Школа Шона стояла в 50 метрах от дома. Помимо поселковых детей-швейцарцев, он общался там с маленькими итальянцами и испанцами, детьми гастарбайтеров. Итальянский был первым языком, которому он научился, поскольку его няня Джина не говорила ни на каком другом. Шон понимал также по-английски, хотя Одри не заставляла его учить этот язык. Дома он слышал четыре языка; как и родители, он от природы стал полиглотом и вскоре дополнил свою лингвистическую обойму испанским. В «Покое» были бесчисленное множество комнат и огромный чердак, от которого актриса пришла в восторг. Чтобы дети не запачкали кресла и диваны, Одри покрывала их чехлами, и Шон мог приглашать домой приятелей, залезавших на них с ногами. «Дом не дом, если ребёнок и собака не могут войти в главную комнату», – объясняла Одри. Для неё с Мелом это была нейтральная территория, место, где они могут подписать супружеское перемирие.
ПОСЛЕДНИЙ КРУГ
После огромного успеха «Моей прекрасной леди» карьера Одри Хепбёрн достигла апогея. И всё же звезда старалась уйти в тень, отказываясь от множества сценариев, чтобы иметь возможность заниматься сыном. «Я жалею, что не могу уделять больше времени Шону. И потом, меня упрекают, что я мало участвую в голливудской комедии», – сказала она одному из журналистов. В те времена она получала астрономические гонорары, и её домогались самые известные кинодеятели. Однако она решила сбавить темп.
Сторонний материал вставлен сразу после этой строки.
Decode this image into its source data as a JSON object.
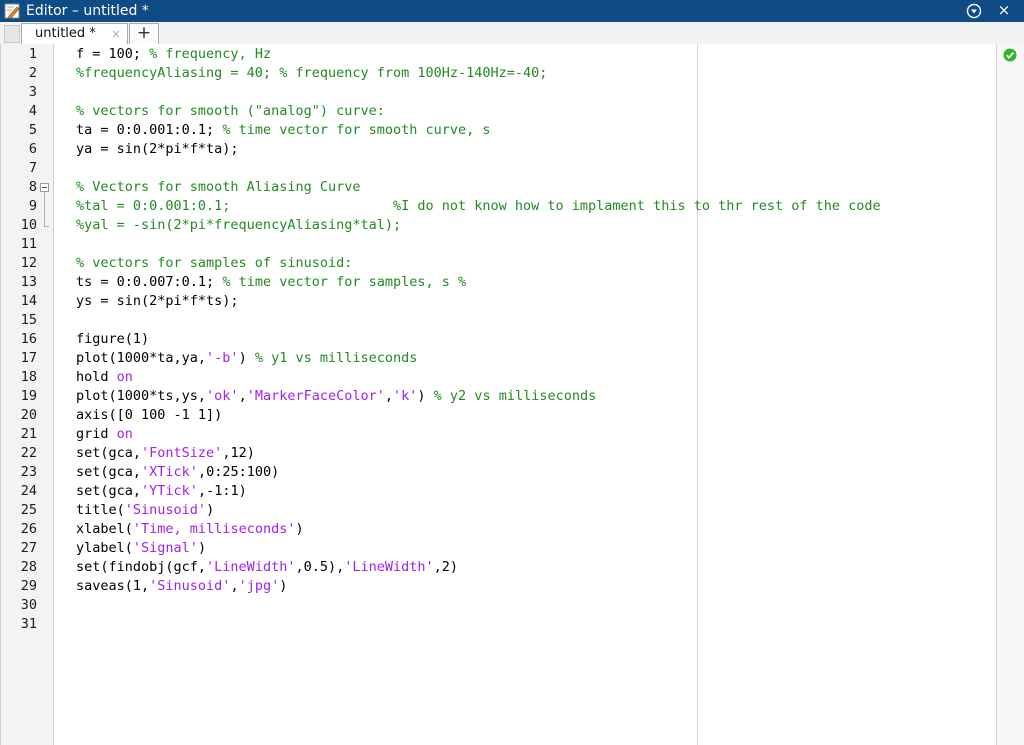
{
  "window": {
    "title": "Editor – untitled *",
    "menu_icon": "circle-chevron-down-icon",
    "close_label": "×"
  },
  "tabs": [
    {
      "label": "untitled *",
      "close": "×"
    }
  ],
  "new_tab_label": "+",
  "code_analyzer_status": "check-circle-icon",
  "colors": {
    "titlebar": "#0f4c85",
    "comment": "#228b22",
    "string_keyword": "#a020f0",
    "ok": "#2fb52b"
  },
  "editor": {
    "fold_line": 8,
    "lines": [
      [
        [
          "c",
          "f = 100; "
        ],
        [
          "m",
          "% frequency, Hz"
        ]
      ],
      [
        [
          "m",
          "%frequencyAliasing = 40; % frequency from 100Hz-140Hz=-40;"
        ]
      ],
      [],
      [
        [
          "m",
          "% vectors for smooth (\"analog\") curve:"
        ]
      ],
      [
        [
          "c",
          "ta = 0:0.001:0.1; "
        ],
        [
          "m",
          "% time vector for smooth curve, s"
        ]
      ],
      [
        [
          "c",
          "ya = sin(2*pi*f*ta);"
        ]
      ],
      [],
      [
        [
          "m",
          "% Vectors for smooth Aliasing Curve"
        ]
      ],
      [
        [
          "m",
          "%tal = 0:0.001:0.1;                    %I do not know how to implament this to thr rest of the code"
        ]
      ],
      [
        [
          "m",
          "%yal = -sin(2*pi*frequencyAliasing*tal);"
        ]
      ],
      [],
      [
        [
          "m",
          "% vectors for samples of sinusoid:"
        ]
      ],
      [
        [
          "c",
          "ts = 0:0.007:0.1; "
        ],
        [
          "m",
          "% time vector for samples, s %"
        ]
      ],
      [
        [
          "c",
          "ys = sin(2*pi*f*ts);"
        ]
      ],
      [],
      [
        [
          "c",
          "figure(1)"
        ]
      ],
      [
        [
          "c",
          "plot(1000*ta,ya,"
        ],
        [
          "s",
          "'-b'"
        ],
        [
          "c",
          ") "
        ],
        [
          "m",
          "% y1 vs milliseconds"
        ]
      ],
      [
        [
          "c",
          "hold "
        ],
        [
          "k",
          "on"
        ]
      ],
      [
        [
          "c",
          "plot(1000*ts,ys,"
        ],
        [
          "s",
          "'ok'"
        ],
        [
          "c",
          ","
        ],
        [
          "s",
          "'MarkerFaceColor'"
        ],
        [
          "c",
          ","
        ],
        [
          "s",
          "'k'"
        ],
        [
          "c",
          ") "
        ],
        [
          "m",
          "% y2 vs milliseconds"
        ]
      ],
      [
        [
          "c",
          "axis([0 100 -1 1])"
        ]
      ],
      [
        [
          "c",
          "grid "
        ],
        [
          "k",
          "on"
        ]
      ],
      [
        [
          "c",
          "set(gca,"
        ],
        [
          "s",
          "'FontSize'"
        ],
        [
          "c",
          ",12)"
        ]
      ],
      [
        [
          "c",
          "set(gca,"
        ],
        [
          "s",
          "'XTick'"
        ],
        [
          "c",
          ",0:25:100)"
        ]
      ],
      [
        [
          "c",
          "set(gca,"
        ],
        [
          "s",
          "'YTick'"
        ],
        [
          "c",
          ",-1:1)"
        ]
      ],
      [
        [
          "c",
          "title("
        ],
        [
          "s",
          "'Sinusoid'"
        ],
        [
          "c",
          ")"
        ]
      ],
      [
        [
          "c",
          "xlabel("
        ],
        [
          "s",
          "'Time, milliseconds'"
        ],
        [
          "c",
          ")"
        ]
      ],
      [
        [
          "c",
          "ylabel("
        ],
        [
          "s",
          "'Signal'"
        ],
        [
          "c",
          ")"
        ]
      ],
      [
        [
          "c",
          "set(findobj(gcf,"
        ],
        [
          "s",
          "'LineWidth'"
        ],
        [
          "c",
          ",0.5),"
        ],
        [
          "s",
          "'LineWidth'"
        ],
        [
          "c",
          ",2)"
        ]
      ],
      [
        [
          "c",
          "saveas(1,"
        ],
        [
          "s",
          "'Sinusoid'"
        ],
        [
          "c",
          ","
        ],
        [
          "s",
          "'jpg'"
        ],
        [
          "c",
          ")"
        ]
      ],
      [],
      []
    ]
  }
}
Тем не менее она согласилась сняться в комедии Уильяма Уайлера «Как украсть миллион» в 1965 году, а в следующем – в фильме «Двое в пути» Стэнли Донена, где её партнёром стал Альберт Финни.
В июле 1965 года Одри вновь перешагнула порог парижской киностудии. Ей понравился сценарий «Как украсть миллион». Со времён «Римских каникул» она чувствовала себя должницей Уильяма Уайлера. И компания подбиралась на славу: партнёром Одри Хепбёрн был ирландский повеса с невероятно голубыми глазами – Питер О’Тул. Добавьте к этому оскароносного режиссёра Уильяма Уайлера (это его третий фильм с Одри), да ещё и название у этой лихо закрученной комедии завлекательное. Сюжет в стиле «Топкапы»[48]48
В фильме Жюля Дассена «Топкапы» (1964) похожий сюжет: трое авантюристов похищают драгоценный кинжал из стамбульского дворца Топкапы, превращённого в музей. (Прим. авт.).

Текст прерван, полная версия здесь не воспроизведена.